There’s this adult alternative music channel on our cable network. They play artists like Kt Tunstall, Ray LaMontagne, Corrinne Bailey Rae, Sufjan Stevens, The Colour, Regina Spektor… you get the idea. In addition to the contemporary pieces, they play a lot of music from the nineties and eighties.
While I was typing madly away to make up for not making my goal yesterday (My shoulder tanked and froze up my right arm–I was stuck to a heating pad for hours.) Brian Ferry’s Slave to Love came on.
Of course, I stopped. Man, it’s amazing what memories a song can bring to mind. I sat there, feeling both happy and poignantly sad. So much time has passed and I’m nothing like the young girl I was when I loved this song in the eighties.
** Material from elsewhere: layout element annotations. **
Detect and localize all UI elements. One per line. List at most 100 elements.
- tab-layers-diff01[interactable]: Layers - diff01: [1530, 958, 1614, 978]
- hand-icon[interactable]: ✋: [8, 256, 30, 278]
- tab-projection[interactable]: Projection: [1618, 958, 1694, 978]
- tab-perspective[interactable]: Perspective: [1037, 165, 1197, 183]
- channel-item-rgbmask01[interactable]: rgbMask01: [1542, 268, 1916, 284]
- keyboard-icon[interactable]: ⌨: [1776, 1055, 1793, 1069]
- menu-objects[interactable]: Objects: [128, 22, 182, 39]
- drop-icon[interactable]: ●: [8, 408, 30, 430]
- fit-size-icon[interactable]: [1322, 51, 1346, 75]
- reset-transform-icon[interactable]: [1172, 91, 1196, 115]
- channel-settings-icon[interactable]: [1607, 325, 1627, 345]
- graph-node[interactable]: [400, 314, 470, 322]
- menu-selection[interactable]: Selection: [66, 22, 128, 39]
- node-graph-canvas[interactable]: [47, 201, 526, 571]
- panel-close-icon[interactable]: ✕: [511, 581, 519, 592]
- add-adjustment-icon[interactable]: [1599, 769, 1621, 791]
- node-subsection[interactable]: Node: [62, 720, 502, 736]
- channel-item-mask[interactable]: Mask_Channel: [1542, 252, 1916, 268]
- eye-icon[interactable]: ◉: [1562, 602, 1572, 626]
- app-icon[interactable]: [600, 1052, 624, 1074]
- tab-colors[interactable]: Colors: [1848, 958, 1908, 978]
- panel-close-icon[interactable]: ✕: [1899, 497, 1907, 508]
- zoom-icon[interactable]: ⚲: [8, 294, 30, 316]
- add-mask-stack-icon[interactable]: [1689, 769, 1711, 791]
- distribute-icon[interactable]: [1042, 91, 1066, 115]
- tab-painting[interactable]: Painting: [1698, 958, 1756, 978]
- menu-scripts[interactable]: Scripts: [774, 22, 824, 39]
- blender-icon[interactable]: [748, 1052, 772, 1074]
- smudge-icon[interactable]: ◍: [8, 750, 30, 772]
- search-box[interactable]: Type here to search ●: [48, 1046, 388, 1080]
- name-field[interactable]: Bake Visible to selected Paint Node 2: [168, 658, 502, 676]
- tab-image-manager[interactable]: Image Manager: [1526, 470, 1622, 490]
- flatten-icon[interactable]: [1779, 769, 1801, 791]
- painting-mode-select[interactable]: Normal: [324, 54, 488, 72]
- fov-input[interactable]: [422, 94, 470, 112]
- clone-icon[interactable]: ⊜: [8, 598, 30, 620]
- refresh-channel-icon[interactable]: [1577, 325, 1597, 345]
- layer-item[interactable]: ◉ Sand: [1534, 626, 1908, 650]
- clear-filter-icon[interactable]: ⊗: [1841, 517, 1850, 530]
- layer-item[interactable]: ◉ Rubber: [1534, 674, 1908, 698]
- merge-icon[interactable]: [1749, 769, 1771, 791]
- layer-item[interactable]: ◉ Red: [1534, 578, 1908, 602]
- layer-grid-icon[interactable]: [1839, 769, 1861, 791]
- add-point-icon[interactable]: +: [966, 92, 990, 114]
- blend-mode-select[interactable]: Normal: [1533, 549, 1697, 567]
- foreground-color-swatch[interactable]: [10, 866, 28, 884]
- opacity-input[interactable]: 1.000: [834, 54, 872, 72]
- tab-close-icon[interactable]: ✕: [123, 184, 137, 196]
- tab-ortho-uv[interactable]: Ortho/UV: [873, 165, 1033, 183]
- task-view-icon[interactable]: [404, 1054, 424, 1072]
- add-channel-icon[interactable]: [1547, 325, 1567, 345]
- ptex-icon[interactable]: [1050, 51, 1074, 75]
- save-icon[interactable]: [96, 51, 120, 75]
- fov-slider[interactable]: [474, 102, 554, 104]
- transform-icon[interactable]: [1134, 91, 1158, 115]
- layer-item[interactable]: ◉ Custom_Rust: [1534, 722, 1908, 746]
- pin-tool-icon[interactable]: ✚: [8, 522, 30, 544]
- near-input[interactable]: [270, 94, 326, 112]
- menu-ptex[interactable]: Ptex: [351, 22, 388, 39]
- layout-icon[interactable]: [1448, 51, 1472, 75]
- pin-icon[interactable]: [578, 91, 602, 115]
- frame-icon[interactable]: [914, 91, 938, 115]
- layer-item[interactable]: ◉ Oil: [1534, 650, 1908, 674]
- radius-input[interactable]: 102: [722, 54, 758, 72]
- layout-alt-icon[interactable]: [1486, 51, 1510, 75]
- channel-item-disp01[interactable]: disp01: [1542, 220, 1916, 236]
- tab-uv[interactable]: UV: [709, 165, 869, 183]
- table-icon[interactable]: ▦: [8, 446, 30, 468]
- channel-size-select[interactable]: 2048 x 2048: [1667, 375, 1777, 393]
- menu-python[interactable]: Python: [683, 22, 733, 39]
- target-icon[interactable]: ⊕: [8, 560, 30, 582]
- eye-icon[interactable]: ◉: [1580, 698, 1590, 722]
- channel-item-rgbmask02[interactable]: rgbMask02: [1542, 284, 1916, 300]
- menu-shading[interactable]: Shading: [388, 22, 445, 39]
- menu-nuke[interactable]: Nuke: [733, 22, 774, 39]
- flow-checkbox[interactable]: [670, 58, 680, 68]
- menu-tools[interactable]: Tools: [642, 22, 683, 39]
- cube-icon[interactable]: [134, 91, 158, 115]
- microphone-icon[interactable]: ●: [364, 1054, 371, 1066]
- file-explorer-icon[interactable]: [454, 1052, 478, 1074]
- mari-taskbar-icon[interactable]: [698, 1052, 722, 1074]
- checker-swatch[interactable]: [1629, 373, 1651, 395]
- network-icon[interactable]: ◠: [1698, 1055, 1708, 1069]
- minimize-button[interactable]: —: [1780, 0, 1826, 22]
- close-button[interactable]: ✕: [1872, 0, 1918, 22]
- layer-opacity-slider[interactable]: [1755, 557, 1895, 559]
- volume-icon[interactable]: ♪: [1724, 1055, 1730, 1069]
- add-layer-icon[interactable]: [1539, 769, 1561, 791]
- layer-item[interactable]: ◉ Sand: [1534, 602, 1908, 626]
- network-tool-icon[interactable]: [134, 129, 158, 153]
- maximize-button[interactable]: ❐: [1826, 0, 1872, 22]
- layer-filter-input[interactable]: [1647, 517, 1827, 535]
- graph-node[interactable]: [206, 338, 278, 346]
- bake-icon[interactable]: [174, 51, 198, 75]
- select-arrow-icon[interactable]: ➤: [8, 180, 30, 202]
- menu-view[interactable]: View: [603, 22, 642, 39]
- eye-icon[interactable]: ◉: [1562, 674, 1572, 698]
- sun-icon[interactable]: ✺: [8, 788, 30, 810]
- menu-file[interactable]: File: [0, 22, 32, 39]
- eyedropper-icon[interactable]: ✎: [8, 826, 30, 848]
But I had this instant recollection of riding in the middle seat of my boyfriend’s vehicle at night, his arm around my shoulders and Brian Ferry loud on the radio. I remembered the cool, evening breeze coming in from the open windows and the passing lights that reflected off his smile before he dropped a kiss on my cheek. For just that instant, I was pulled back into the emotion of that moment when we had our whole future ahead of us and not a care in the world–outside of how very much in love we were.
We’re still together–still love each other, but our lives are so different now. I can’t remember the last time we went for a ride at night and listened to music. Just because.